Tonight I went to Zumba class. It didn't end well. Here's why:
1. I have NO coordination whatsoever. This is mostly to blame on being an ex-swimmer. For those of you who don't know, swimmers are the kids who got thrown in the pool because we sucked at normal sports like soccer.
2. Rhythm. What rhythm? I gave up dance years ago. I got kicked out of ballet class and can only dance like Beyonce after a cocktail.
3. I'm tall (and awkward). I really wish I could drop it low...but tonight proved otherwise.
5. I can't shake what my mama gave me...because she gave me none. Sorry mom, but I got dad's flat, flat butt.
6. The teacher is crazy and questionably on drugs. Not kidding.
7. I have no right to be at the gym. It's true. I should be home pinning or better yet, at happy hour.
8. I'm only used to suburban Zumba, not city Zumba. Suburban Zumba is filled with housewives and high-schoolers . . . not professionals who go to art school and have been finalists on SYTYCD.
9. I suck at positioning. Being the blonde I am, I situated myself in the only corner of the room where the teacher was NO WHERE TO BE SEEN. This meant I had absolutely no idea what was going on. None.

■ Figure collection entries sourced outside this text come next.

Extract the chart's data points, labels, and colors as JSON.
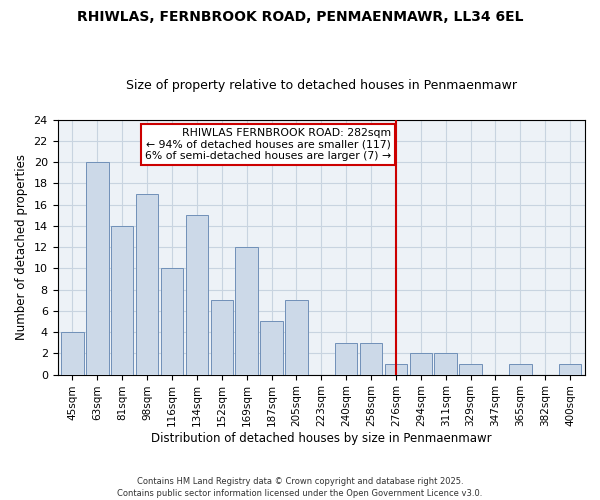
{
  "title": "RHIWLAS, FERNBROOK ROAD, PENMAENMAWR, LL34 6EL",
  "subtitle": "Size of property relative to detached houses in Penmaenmawr",
  "xlabel": "Distribution of detached houses by size in Penmaenmawr",
  "ylabel": "Number of detached properties",
  "bar_labels": [
    "45sqm",
    "63sqm",
    "81sqm",
    "98sqm",
    "116sqm",
    "134sqm",
    "152sqm",
    "169sqm",
    "187sqm",
    "205sqm",
    "223sqm",
    "240sqm",
    "258sqm",
    "276sqm",
    "294sqm",
    "311sqm",
    "329sqm",
    "347sqm",
    "365sqm",
    "382sqm",
    "400sqm"
  ],
  "bar_values": [
    4,
    20,
    14,
    17,
    10,
    15,
    7,
    12,
    5,
    7,
    0,
    3,
    3,
    1,
    2,
    2,
    1,
    0,
    1,
    0,
    1
  ],
  "bar_color": "#ccd9e8",
  "bar_edge_color": "#7090b8",
  "ylim": [
    0,
    24
  ],
  "yticks": [
    0,
    2,
    4,
    6,
    8,
    10,
    12,
    14,
    16,
    18,
    20,
    22,
    24
  ],
  "grid_color": "#c8d4e0",
  "background_color": "#edf2f7",
  "title_fontsize": 10,
  "subtitle_fontsize": 9,
  "annotation_text": "RHIWLAS FERNBROOK ROAD: 282sqm\n← 94% of detached houses are smaller (117)\n6% of semi-detached houses are larger (7) →",
  "vline_color": "#cc0000",
  "vline_x_index": 13,
  "footer_text": "Contains HM Land Registry data © Crown copyright and database right 2025.\nContains public sector information licensed under the Open Government Licence v3.0."
}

10. I waited until March to have a New Year's resolution. Actually, I waited until I overdosed on pizza. Long story short, no one told me that each class was an accumulation of moves from the week past.
Side notes: Seeing myself dance in the mirror, I want to apologize to all those who have ever gone out with me on a Saturday night. I also want to apologize to the girl next to me. Poor thing, had to witness a train wreck up close and personal.